En Espagne et en Hispanoamérique, Daniel est devenu l'un des prénoms masculins les plus choisis des dernières décennies. Il plaît par son équilibre : il est sérieux sans être solennel, moderne sans perdre ses racines, et son diminutif « Dani » lui donne une touche proche et sympathique. Des figures admirées comme le chef d'orchestre Daniel Barenboim, l'humoriste Dani Rovira ou le motard Dani Pedrosa le portent.
Aujourd'hui, Daniel est perçu comme un nom aimable, intelligent et de bon fond, de ceux qui inspirent confiance instantanément. Il allie prestige biblique et fraîcheur actuelle, ce qui explique qu'il reste en tête des listes de popularité génération après génération.
Derrière un Daniel se cache généralement un esprit qui observe avant de parler. Son profil marque une diplomatie et une sensibilité très élevées, unies à une stabilité tranquille : Daniel est celui qui écoute vraiment, celui qui pèse les deux côtés d'une discussion et finit souvent par faire office d'arbitre. Il n'est pas hasard si son nom signifie précisément « Dieu est mon juge » : il possède un sens inné de la justice et de l'équilibre.

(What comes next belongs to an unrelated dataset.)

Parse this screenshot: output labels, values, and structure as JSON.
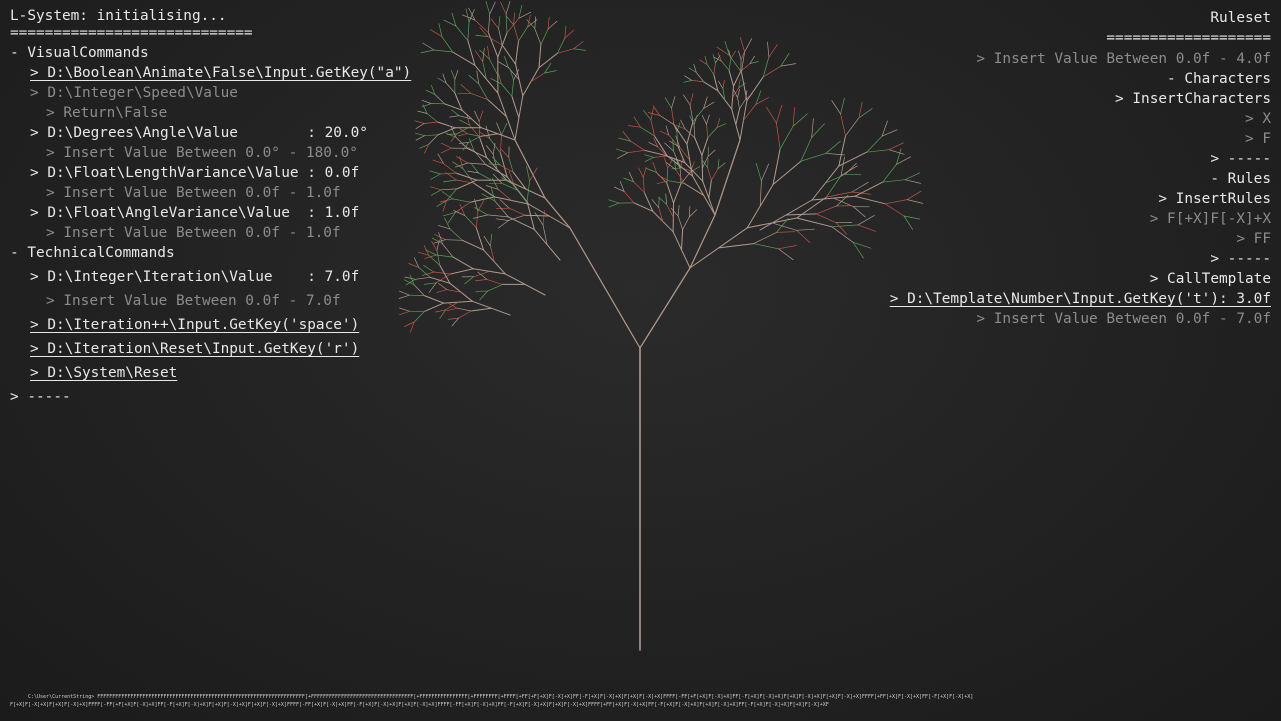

Comme le prophète biblique qui est sorti serein de la fosse aux lions, le Daniel d'aujourd'hui garde son calme sous la pression. Il ne s'agite pas facilement, ne cherche pas le conflit et préfère résoudre plutôt qu'imposer. Cette tempérance fait de lui un confident excellent et un compagnon fiable, d'une loyauté solide. Son énergie est équilibrée, ni débordante ni étouffée : juste ce qu'il faut pour être présent sans épuiser personne.
Sous sa sérénité apparente bat un fond empathique et un peu idéaliste, celui du nombre 9 qui l'accompagne : les personnes lui importent, il s'implique pour les autres et il s'émotionne plus qu'il n'y paraît. Il partage avec un Daniel Barenboim cette sensibilité artistique et ce goût pour la profondeur, et avec un Dani Rovira la capacité de désarmer avec une bienveillance humoristique.
Son défi est la tendance à trop tourner les choses en rond : voulant être juste et ne pas blesser, il doute parfois, ajourne des décisions ou garde pour lui ce qu'il ressent. Quand il apprend à faire confiance à son jugement, il brille d'une autorité paisible que personne ne conteste. Daniel est, en définitive, un sage au contact aimable : intelligent, équitable et au bon cœur, l'un de ces noms qui inspirent confiance dès qu'ils sont prononcés.
Portrait ludique, à prendre avec le sourire — notre méthodologie.
Daniel ne cherche pas l'amour facile ; il cherche un tribunal de l'âme. Son origine, qui crie « Dieu est mon juge », fait de lui un amant d'une intégrité écrasante. Il n'y a pas de jeu sale, pas de masques. Quand il tombe amoureux, il le fait avec une intensité presque religieuse, offrant une loyauté inébranlable qui, paradoxalement, effraie les frivoles. La séduction de Daniel est silencieuse, pénétrante ; il regarde dans les yeux comme s'il avait déjà lu votre histoire complète et décidé qu'elle vaut la peine d'être jugée par elle.
Ce qui l'excite, c'est la vérité nue, cette complicité où deux âmes se reconnaissent sans filtres. Cependant, ce qui l'épuise, c'est l'hypocrisie. La double morale lui est aussi insupportable qu'une offense divine. Au lit, il est possessif mais respectueux, cherchant une connexion spirituelle qui se traduise en chair. Il n'aime pas les jeux de pouvoir ; il a déjà été jugé par la vie et préfère la paix d'une confiance absolue. Si vous ne pouvez pas être authentique, Daniel se retire avec la dignité de celui qui sait que son verdict final est la paix intérieure, et non la possession vide.
Il signifie « Dieu est mon juge », de l'hébreu Dāniyyēl.
Un prophète de l'Ancien Testament célèbre pour interpréter les rêves et pour être sorti indemne de la fosse aux lions grâce à sa foi.
Le 21 juillet, jour du prophète Daniel selon le Martyrologe Romain.
Le plus courant est « Dani », affectueux et très utilisé dans tout le monde hispanophone.
Au masculin c'est Daniel ; la forme féminine est Daniela, également très populaire dans le monde hispanophone.